Fitch Ratings has indicated that insurance losses resulting from the recent flooding caused by Cyclone Ditwah are likely to be limited for most rated insurers in Sri Lanka. This outlook is attributed to low retention levels within the non-motor segment and the presence of robust reinsurance protection. However, the country’s sole local reinsurer, National Insurance Trust Fund Board (NITF, BBB(lka)/Stable), faces heightened exposure to losses due to a lack of retrocession cover.
The agency anticipates that the sector’s underwriting profitability will face pressure in 2025. Despite this, the credit profiles of most rated insurers are not expected to be at risk. While non-motor losses are expected to be largely covered by reinsurance, increased motor claims and reinsurance reinstatement premiums are likely to impact underwriting performance. Fitch believes that insured losses will surpass previous records, reflecting the extent of flood-related damage.
The severe weather linked to Cyclone Ditwah has resulted in widespread flooding and localized landslides across Sri Lanka. Reports indicate that approximately 643 lives have been lost and over 70,000 individuals have been affected, with significant damage to homes, small businesses, and road networks. Early industry estimates from most Fitch-rated non-life insurers suggest that the majority of insured losses will come from a few large commercial claims and a cluster of motor claims. A comprehensive assessment of total losses may take time due to operational challenges, as some areas remain inaccessible and assessment facilities are operating at full capacity.
Despite these challenges, Fitch expects the overall impact to be manageable from a capital perspective for rated insurers, which are generally supported by satisfactory capital buffers and strong reinsurance programs.

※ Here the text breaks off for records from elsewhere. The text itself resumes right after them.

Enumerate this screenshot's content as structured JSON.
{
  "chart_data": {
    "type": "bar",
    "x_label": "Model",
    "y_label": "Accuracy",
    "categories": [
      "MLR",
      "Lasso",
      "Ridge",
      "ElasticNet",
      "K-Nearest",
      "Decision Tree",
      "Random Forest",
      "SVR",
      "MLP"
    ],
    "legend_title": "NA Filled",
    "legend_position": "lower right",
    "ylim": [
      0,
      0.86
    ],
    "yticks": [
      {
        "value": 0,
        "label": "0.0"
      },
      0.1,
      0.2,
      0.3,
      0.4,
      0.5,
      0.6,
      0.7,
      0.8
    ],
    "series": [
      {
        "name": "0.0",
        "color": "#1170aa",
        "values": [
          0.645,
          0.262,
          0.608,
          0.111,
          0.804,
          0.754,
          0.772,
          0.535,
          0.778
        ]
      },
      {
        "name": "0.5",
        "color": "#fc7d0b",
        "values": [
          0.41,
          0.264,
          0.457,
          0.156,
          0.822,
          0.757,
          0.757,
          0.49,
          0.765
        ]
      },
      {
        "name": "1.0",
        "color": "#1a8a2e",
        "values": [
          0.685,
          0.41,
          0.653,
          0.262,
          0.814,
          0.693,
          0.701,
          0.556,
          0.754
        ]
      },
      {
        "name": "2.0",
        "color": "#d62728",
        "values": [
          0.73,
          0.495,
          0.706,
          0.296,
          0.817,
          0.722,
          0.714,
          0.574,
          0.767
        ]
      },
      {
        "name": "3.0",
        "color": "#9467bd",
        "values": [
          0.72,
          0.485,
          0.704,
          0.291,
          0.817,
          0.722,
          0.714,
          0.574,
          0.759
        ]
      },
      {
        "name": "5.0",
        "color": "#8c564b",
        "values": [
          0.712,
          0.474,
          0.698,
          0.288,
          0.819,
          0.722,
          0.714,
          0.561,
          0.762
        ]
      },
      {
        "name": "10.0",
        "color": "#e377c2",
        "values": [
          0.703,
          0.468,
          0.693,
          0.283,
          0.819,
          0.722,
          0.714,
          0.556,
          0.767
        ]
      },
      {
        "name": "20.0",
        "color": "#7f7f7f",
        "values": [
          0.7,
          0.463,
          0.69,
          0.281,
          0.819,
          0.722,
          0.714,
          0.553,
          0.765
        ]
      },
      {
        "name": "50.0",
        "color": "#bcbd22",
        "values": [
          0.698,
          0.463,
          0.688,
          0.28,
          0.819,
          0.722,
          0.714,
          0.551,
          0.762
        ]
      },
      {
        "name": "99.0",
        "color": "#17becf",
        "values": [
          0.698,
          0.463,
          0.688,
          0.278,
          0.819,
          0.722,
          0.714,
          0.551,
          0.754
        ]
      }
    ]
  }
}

Furthermore, exposure to the event is limited by more stringent policy terms introduced following the 2016 floods. Losses stemming from landslides are often excluded from standard fire and property policies unless specifically purchased as add-ons, further containing insurers’ potential liabilities.
Non-life insurers rated by Fitch typically maintain low retention levels in non-motor lines, with the majority of fire- and flood-related risks ceded to reinsurers through proportional treaties. Losses from natural catastrophes are generally mitigated using excess-of-loss arrangements, which usually cover both motor and non-motor classes within an insurer’s portfolio. In 2024, fire-related policies accounted for just 6% of the sector’s total non-life net written premiums, while motor policies made up 63%.
Fitch expects that NITF’s inwards reinsurance business will be negatively affected, particularly due to the absence of retrocession cover since January 2023. The capitalisation of this segment remains weak. As the country’s only domestic reinsurer, NITF is mandated to receive 30% of reinsurance cessions from all domestic non-life insurers. NITF’s exposure primarily arises from proportional and non-proportional treaty arrangements, though this exposure is limited by primary insurers’ retention limits and reinstatement premiums. Regulatory measures introduced in July 2024, which restrict NITF from accepting facultative reinsurance until sufficient retrocession is in place, have also helped limit its exposure.
NITF’s rating reflects ongoing weaknesses in risk-management practices, including delays in renewing reinsurance contracts, which management attributes to procurement bottlenecks within government processes. Fitch believes the cyclone event is likely to increase demand for non-motor insurance lines, particularly among households and businesses that are recognizing the value of property and business-interruption coverage. In the motor segment, there is also expected to be a shift, with more customers opting for comprehensive coverage instead of third-party only, driven by heightened awareness of flood risks and the growing prevalence of electric vehicles.